Shit is going down in Bolivia…Hey look, Global Voices to the rescue, in a country where there is coverage by bloggers. READ THIS RUN DOWN OF BLOGS IN BOLIVIA DESCRIBING LA GRAN CAGADA QUE ESTA PASANDO ALLI.

I reduce (like in cooking) one editorial comment by WSJ this past week, on A20 of the Dec. 3rd edition, by Mary Anastasia O’Grady, titled…”

If a Democracy Falls in the Andes…

” But further south in Bolivia, where Chavez ally President Evo Morales has been trying to consolidate power in a similar fashion, democracy took an even more direct hit last week.

…Earlier this year on Bolivian radio, Mr. Morales said that he was taking Fidel Castro’s advice to avoid an armed uprising and instead “make transformations, democratic revolutions, what Chavez is doing.”

…So last week his government moved to resolve the problem by employing the military, the national police and paramilitaries to physically block elected members of the opposition from entering the constituent assembly in Sucre and the national legislature in La Paz — so that it could push through its centralizing agenda.”

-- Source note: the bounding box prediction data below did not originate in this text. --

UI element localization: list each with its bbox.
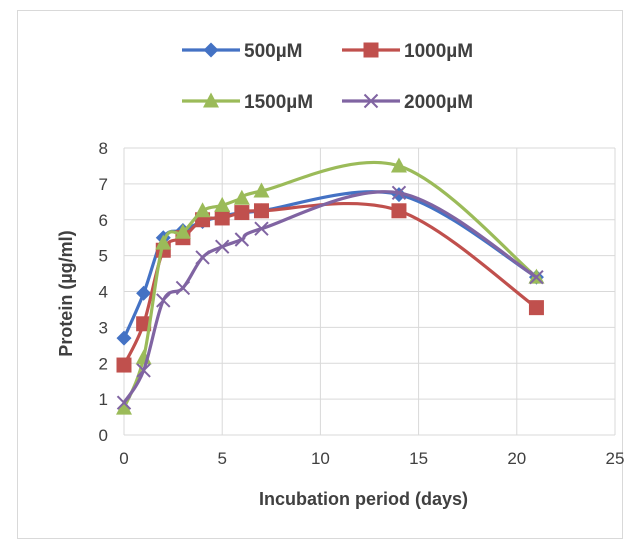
data-point	[136, 363, 151, 378]
series-line	[122, 190, 538, 404]
y-axis-title: Protein (µg/ml)	[56, 230, 76, 356]
y-tick-label: 0	[99, 426, 108, 445]
legend-label: 1000µM	[404, 41, 473, 62]
legend: 500µM 1000µM 1500µM 2000µM	[182, 41, 473, 113]
tick-labels: 0 1 2 3 4 5 6 7 8 0 5 10 15 20 25	[99, 139, 625, 468]
data-point	[234, 205, 250, 221]
data-point	[175, 280, 191, 296]
x-tick-label: 10	[311, 449, 330, 468]
legend-item: 1500µM	[182, 92, 313, 113]
data-point	[253, 203, 269, 219]
legend-label: 1500µM	[244, 92, 313, 113]
y-tick-label: 8	[99, 139, 108, 158]
x-tick-label: 0	[119, 449, 128, 468]
legend-item: 2000µM	[342, 92, 473, 113]
data-point	[116, 399, 132, 415]
legend-marker	[203, 42, 219, 58]
y-tick-label: 6	[99, 211, 108, 230]
data-point	[136, 285, 152, 301]
data-point	[136, 316, 152, 332]
data-point	[528, 300, 544, 316]
data-point	[194, 202, 211, 218]
series-500µM	[116, 187, 544, 346]
legend-label: 2000µM	[404, 92, 473, 113]
data-point	[155, 234, 172, 250]
legend-marker	[203, 92, 219, 108]
legend-item: 1000µM	[342, 41, 473, 62]
data-point	[254, 221, 269, 236]
x-tick-label: 5	[217, 449, 226, 468]
y-tick-label: 5	[99, 247, 108, 266]
data-point	[234, 232, 250, 247]
data-point	[214, 239, 230, 254]
data-point	[116, 357, 132, 373]
data-point	[116, 395, 132, 410]
data-point	[214, 196, 231, 212]
data-point	[391, 203, 407, 219]
legend-marker	[363, 42, 379, 58]
x-tick-label: 20	[507, 449, 526, 468]
y-tick-label: 2	[99, 354, 108, 373]
data-point	[253, 182, 270, 198]
data-point	[391, 185, 407, 201]
legend-label: 500µM	[244, 41, 302, 62]
series-group	[116, 157, 545, 415]
data-point	[529, 269, 544, 285]
series-2000µM	[116, 185, 544, 410]
y-tick-label: 7	[99, 175, 108, 194]
x-tick-label: 25	[606, 449, 625, 468]
series-line	[122, 190, 538, 339]
data-point	[233, 189, 250, 205]
y-tick-label: 1	[99, 390, 108, 409]
y-tick-label: 3	[99, 318, 108, 337]
x-tick-label: 15	[409, 449, 428, 468]
x-axis-title: Incubation period (days)	[259, 489, 468, 509]
y-tick-label: 4	[99, 283, 108, 302]
data-point	[116, 330, 132, 346]
legend-item: 500µM	[182, 41, 302, 62]
data-point	[174, 223, 191, 239]
data-point	[195, 250, 210, 265]
legend-marker	[363, 93, 379, 109]
data-point	[390, 157, 407, 173]
series-1500µM	[116, 157, 545, 415]
data-point	[156, 293, 171, 308]
data-point	[214, 210, 230, 226]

…These events didn’t get much international attention, but they signal that the government has decided to accelerate its accumulation of power in La Paz through the use of force. It is said that Mr. Morales’s vice president, Alvaro Garcia Linera, is heading up this project and this doesn’t bode well for democracy. The upper-middle-class Marxist of European extraction from Cochabamba has a record of leading “armed struggle” in indigenous communities that goes back decades. All indications are that the tiger has not lost his taste for brute force.”

…mention of Ahmadinejad visit to La Paz.

“…Thirty years later Bolivia‘s potential to destabilize remains.”

…The U.S. ought to also be concerned about the tinder-box issue of poverty. Mr. Morales has used this misery — and his indigenous background — to rally support for his socialism….a retrograde experiment.”

…This then is the “democracy” of Mr. Morales and Mr. Garcia Linera. It’s hardly surprising. Their power came about illegitimately, with dynamite and road blocks that brought down two elected governments. In the short run, Bolivians may have no recourse. But a good first step from the international community would be a recognition that the democracy has been struck down, even if no one heard it fall.”